Unless anti-competitive practices by dominant millers are controlled and regulated, it is impossible to find a permanent solution for the rice crisis. It is important to see how relevant authorities have managed and regulated the rice mafia.

The solution so far

The focus of many governments has been to control the price of rice in the market by imposing a fixed retail price. Controlling the price of consumable products falls within the ambit of the Consumer Affairs Authority Act, No.09 of 2003. Section 20(5) of the Act, which deals with consumer protection, has been the main legal provision used since it empowers the Consumer Affairs Authority to impose a maximum retail price for essential goods which traders cannot exceed.

The Consumer Affairs Authority has identified some rice variants as essential goods and fixed a maximum retail price for them to maintain a fair retail price and secure consumer welfare.

The term consumer welfare refers to two interconnected factors – the maintenance of low prices and the high number of outputs in the market. Both factors must be maintained simultaneously to reach consumer welfare. Having a fixed retail price with the use of Section 20(5) alone would address the issue only to an extent because even if dominant market players have to release rice to the market below the fixed retail price, the question remains as to how effective it would be to safeguard consumer welfare if monopoly firms exercise anti-competitive practices. For instance, if retail prices are imposed on popular rice variants, millers could encourage suppliers and consumers to buy other types of rice instead of the ones that have a fixed price. Monopoly millers could use anti-competitive practices such as making structural arrangements with suppliers and consumers, misusing monopoly power to create a shortage of government-regulated rice types and engaging in cartel practices. Thus, suppliers and consumers would have to purchase rice variants made available by monopoly millers for a higher price and monopoly firms would be in a position to manipulate the rice market, create a shortage of rice and thus impose higher rice prices. However, the rice market would automatically adjust to maintain a fair price and healthy competition to secure consumer welfare if anti-competitive practices are restricted. Having fixed a retail price for rice under consumer protection alone will not provide a permanent solution unless anti-competitive practices are properly regulated.

The way forward

The main objective of competition law is to maintain healthy competition in the market to secure consumer welfare. However, protecting traders is not the objective of competition law. Consumer welfare under the competition law is achieved by maintaining low prices and a high number of outputs by restricting anti-competitive practices. Thus, the meaning of consumer welfare has a direct link to the concept of consumer harm. Competition law aims to prohibit any anti-competitive practice such as restrictive trade agreements, abuse of monopoly and mergers that would result in consumer harm. Anti-competitive practices not only result in reducing the number of outputs in the market but also lead to an increase in the rice price.

Competition law is a good mechanism to regulate the rice market to safeguard consumer welfare because it operates against both high prices and output restrictions.
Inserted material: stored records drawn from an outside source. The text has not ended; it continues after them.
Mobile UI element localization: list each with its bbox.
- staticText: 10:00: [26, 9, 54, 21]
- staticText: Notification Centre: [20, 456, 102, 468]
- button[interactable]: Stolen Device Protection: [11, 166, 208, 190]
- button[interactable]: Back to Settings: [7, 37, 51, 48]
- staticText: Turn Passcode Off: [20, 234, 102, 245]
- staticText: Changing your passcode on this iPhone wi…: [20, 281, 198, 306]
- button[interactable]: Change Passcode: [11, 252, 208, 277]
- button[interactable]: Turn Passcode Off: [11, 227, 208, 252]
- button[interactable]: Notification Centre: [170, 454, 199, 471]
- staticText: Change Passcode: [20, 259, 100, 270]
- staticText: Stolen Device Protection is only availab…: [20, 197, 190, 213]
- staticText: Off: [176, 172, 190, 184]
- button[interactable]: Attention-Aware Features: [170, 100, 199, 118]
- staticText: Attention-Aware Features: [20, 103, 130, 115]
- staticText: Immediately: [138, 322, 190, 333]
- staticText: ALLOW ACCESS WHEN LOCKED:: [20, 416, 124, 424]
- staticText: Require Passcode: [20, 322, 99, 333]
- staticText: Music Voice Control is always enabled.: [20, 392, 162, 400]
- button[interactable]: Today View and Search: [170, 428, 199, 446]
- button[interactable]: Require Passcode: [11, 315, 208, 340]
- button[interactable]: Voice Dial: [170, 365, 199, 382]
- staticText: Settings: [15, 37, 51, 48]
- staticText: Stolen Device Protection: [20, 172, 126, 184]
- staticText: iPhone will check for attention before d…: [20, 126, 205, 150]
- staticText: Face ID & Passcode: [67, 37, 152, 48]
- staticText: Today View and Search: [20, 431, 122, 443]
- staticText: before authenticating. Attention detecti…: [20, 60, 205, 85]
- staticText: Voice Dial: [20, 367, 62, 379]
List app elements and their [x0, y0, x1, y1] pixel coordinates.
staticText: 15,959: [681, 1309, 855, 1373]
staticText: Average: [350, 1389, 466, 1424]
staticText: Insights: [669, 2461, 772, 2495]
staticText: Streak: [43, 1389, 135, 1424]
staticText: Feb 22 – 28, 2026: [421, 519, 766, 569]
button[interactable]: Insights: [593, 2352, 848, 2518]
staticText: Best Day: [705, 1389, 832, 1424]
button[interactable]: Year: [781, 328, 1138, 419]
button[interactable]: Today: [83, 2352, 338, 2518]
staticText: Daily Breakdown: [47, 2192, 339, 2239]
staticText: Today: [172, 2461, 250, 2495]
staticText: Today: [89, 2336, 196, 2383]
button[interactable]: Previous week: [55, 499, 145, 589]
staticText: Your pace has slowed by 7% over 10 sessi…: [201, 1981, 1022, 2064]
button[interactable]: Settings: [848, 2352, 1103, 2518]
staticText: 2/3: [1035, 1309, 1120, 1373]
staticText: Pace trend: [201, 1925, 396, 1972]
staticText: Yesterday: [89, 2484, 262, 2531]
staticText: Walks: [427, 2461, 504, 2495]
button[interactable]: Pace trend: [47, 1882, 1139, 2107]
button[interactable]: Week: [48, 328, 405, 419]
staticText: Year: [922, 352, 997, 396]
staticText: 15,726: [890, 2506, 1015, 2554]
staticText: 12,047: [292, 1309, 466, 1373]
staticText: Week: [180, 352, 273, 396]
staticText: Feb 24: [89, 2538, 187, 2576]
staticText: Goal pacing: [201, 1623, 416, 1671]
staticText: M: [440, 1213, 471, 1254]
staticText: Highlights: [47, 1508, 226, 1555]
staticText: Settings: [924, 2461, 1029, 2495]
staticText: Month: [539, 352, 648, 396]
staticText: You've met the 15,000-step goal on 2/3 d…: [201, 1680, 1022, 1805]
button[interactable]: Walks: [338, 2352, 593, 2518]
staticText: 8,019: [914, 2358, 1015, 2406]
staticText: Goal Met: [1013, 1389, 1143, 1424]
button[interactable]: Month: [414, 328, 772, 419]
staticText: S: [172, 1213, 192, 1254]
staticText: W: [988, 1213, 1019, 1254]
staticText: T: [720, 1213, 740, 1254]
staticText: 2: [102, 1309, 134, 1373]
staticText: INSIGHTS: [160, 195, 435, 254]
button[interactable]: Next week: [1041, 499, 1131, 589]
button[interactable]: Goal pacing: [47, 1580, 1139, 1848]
As fixing high retail prices and output restriction are the main issues in the rice market, it is only competition law that can capture and control both negative outcomes.

Part III of the Consumer Affairs Authority Act, No.09 of 2003 is designed to operate against consumer harm by maintaining healthy competition in the market. The legal provisions found in Part III of the Act is the best solution the Consumer Affairs Authority has to capture and control any anti-competitive practice exercised by private millers that could operate against consumer welfare. These provisions could be used to capture any restrictive trade agreement and abuse of monopoly power exercised by private millers.

There cannot not be a permanent solution to the rice crisis created by the rice mafia unless the Consumer Affairs Authority uses competition law, along with retail price fixing, to guarantee consumer welfare.